You will probably want a water bottle, a towel, some pre-workout energy and some music to listen to. Working out requires energy, so a 5-hour-style shot or powder, along with headphones and a horrifyingly loud play list of your favorite tunes will spur you on.
Eventually as you gain more experience and progress to heavier weights you may require a lifting belt, pre and post workout supplements, gloves, chalk, a home gym, a personal trainer, testosterone shots and the list goes on.
I have very few of these things, but you should do your own research. I don’t use a lifting belt because I don’t want to mask bad form. I took Creatine Muscle Builder for a while which worked pretty well. A lot of people add Whey protein to their diet but everybody has a favorite nutritional pattern that works out for them.
Weights to Try and Their Common Injuries When Performed Incorrectly
1. Bicep Curls – Common injuries when done incorrectly: These exercises can lead to neck strain and low back pain. Be sure to keep your shoulder blades low and back. Never feel your back working, or lean too far back, or shrug your shoulders.
2. Weighted Squats – If performed incorrectly these can lead to knee and back pain. Be certain to keep your back as straight as possible. You should also be able to see your toes over your knees. Refrain from leaning forward or round your middle back area. If you can’t see your toes over your knees, then you are bending too far forward so correct this.
3. Bench Press – Frequent injuries when done incorrectly: This exercise can cause some shoulder issues. Ensure that you are lifting equally through your arms.
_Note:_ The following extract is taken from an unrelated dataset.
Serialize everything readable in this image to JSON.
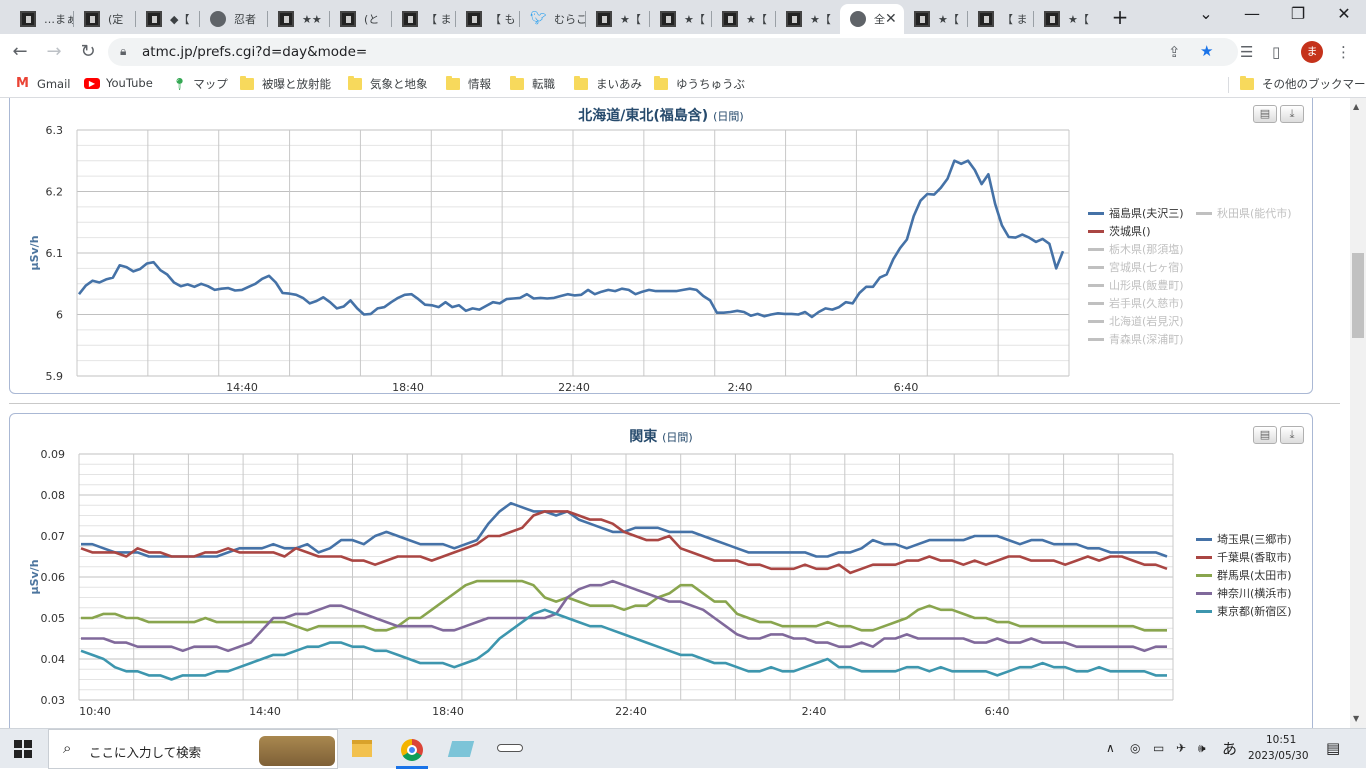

Do not place one shoulder higher than the other, and definitely do not bounce the bar off of your chest at any time during the exercise.
These three types of weight exercise are progressive, meaning that as you train you gain strength so you can up the weight and the performance will follow but always go gradually and increase weight in measure increments. Lifting heavier weights can improve your strength and fitness.
Using a Gym for Weights
For a gym, much has been said about why chain type establishments are terrible, and it’s all true. Most such gyms won’t have even the basics: a barbell, iron plates, a squat cage and a bench. If your gym has those things, it is a generally going to be a decent gym and place to work out.
My own personal gym is just small two rooms in a garage but it has weights and racks, is near my house, and costs $35 a month. One thing to bear in mind is do not opt in to a gym that carries far more facilities than you actually need, think purpose, why are we here yes!
Gyms are a shared space, and people generally are terrible at looking out for others. You can make your gym a less terrible place by doing a few simple things: Wipe everything down and put away your weights when you’re done, and don’t hog equipment unless you’re using it or have booked personal training time.